Artist:
Amie Siegel (born 1974 in Chicago, IL, USA; lives and works in Brooklyn, NY, USA).

Materials:
Two synchronized 16mm films, HD color video.

Description:
Double Negative (2015) proposes ruptures between original and remake, artifact and copy, collection and preservation. Two 16mm films simultaneously project images of Le Corbusier’s iconic white Villa Savoye outside Paris, and its doppelgänger, a black copy located in Canberra, Australia. Each film has been printed on 16mm stock as a negative image, or polarity print, thus reversing light and dark. The Antipodean black Villa Savoye is, in fact, an ethnographic institute, dedicated now to the digital duplication of its extensive collections of anthropological films, photographs, slides and sound recordings, as Siegel reveals in a high definition color video. The work enacts the infinite loop of recorded artifacts—the urgency to document and record “vanishing” rituals and cultural practices becomes instead the contemporary archival impulse to copy vanishing media formats to digital. These concatenated elements extend the artist’s engagement with architecture as a foil, enacting and revealing across constellation-like works, layered sociological and aesthetic concerns.”
Museum Villa Stuck, Amie Siegel: Double Negative,” e-flux announcement, 2015.

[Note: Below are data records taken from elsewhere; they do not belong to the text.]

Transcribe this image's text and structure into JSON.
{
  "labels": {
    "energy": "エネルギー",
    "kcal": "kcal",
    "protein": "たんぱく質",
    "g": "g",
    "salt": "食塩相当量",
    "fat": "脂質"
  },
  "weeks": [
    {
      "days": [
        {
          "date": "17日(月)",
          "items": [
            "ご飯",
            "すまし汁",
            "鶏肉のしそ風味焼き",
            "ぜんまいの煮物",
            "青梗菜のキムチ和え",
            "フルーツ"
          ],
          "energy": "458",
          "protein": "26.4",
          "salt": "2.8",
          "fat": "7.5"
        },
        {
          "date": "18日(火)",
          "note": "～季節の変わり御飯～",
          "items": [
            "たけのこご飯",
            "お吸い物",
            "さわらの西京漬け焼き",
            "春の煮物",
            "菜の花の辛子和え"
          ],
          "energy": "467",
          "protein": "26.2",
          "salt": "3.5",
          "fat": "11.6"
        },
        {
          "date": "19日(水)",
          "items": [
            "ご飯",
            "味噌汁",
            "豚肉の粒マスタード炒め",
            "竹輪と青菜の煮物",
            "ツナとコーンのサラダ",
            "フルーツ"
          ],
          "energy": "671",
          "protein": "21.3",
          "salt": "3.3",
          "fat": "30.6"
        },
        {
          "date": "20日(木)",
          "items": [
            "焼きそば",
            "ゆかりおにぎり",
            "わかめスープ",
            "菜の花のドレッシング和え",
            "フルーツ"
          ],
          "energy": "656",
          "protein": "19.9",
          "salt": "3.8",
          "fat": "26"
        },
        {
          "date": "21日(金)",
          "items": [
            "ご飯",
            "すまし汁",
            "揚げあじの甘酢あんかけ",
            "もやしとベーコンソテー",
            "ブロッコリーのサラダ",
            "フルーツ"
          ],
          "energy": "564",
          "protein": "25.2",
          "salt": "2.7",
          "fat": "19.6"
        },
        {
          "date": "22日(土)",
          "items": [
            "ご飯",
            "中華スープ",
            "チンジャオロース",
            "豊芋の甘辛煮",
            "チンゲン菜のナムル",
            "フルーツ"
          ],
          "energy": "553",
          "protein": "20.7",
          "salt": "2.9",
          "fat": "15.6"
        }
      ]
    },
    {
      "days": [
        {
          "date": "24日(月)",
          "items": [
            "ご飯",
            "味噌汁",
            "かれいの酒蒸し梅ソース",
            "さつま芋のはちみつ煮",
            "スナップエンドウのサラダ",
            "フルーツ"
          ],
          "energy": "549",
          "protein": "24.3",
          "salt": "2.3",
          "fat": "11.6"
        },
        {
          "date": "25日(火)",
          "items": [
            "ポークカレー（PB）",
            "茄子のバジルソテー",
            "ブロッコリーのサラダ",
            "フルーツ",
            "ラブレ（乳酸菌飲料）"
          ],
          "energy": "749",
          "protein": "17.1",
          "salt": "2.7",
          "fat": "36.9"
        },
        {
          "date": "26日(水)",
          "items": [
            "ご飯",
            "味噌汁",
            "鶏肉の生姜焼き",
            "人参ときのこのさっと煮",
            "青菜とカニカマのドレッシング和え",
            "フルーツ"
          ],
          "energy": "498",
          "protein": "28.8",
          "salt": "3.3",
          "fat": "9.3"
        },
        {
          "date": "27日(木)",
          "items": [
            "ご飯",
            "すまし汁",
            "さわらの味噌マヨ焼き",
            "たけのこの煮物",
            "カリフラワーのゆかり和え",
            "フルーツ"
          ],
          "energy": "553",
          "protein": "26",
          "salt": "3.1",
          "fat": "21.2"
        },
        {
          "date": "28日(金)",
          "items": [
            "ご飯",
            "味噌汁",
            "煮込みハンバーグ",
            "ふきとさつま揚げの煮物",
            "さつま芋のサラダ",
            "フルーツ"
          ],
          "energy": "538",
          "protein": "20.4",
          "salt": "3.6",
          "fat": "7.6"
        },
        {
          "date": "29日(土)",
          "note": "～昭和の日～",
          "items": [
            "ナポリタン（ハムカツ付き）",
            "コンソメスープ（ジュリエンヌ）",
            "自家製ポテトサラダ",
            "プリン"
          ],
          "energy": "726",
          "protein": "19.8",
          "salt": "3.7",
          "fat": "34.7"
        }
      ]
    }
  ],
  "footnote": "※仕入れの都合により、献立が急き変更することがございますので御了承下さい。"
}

“The materials Siegel is dealing with are explosive—especially in Double Negative, which charts the current discomfort in Western society with the history of ethnography, marred by colonialism. While these initially read like a poetry of small things, a meticulous cataloguing of spaces, places, and the things that fill them, they are actually a way of narrating the anxious meanings these take on with time.”
Orit Gat, “Amie Siegel’s ‘The Spear in the Stone,” Frieze, May 24, 2016.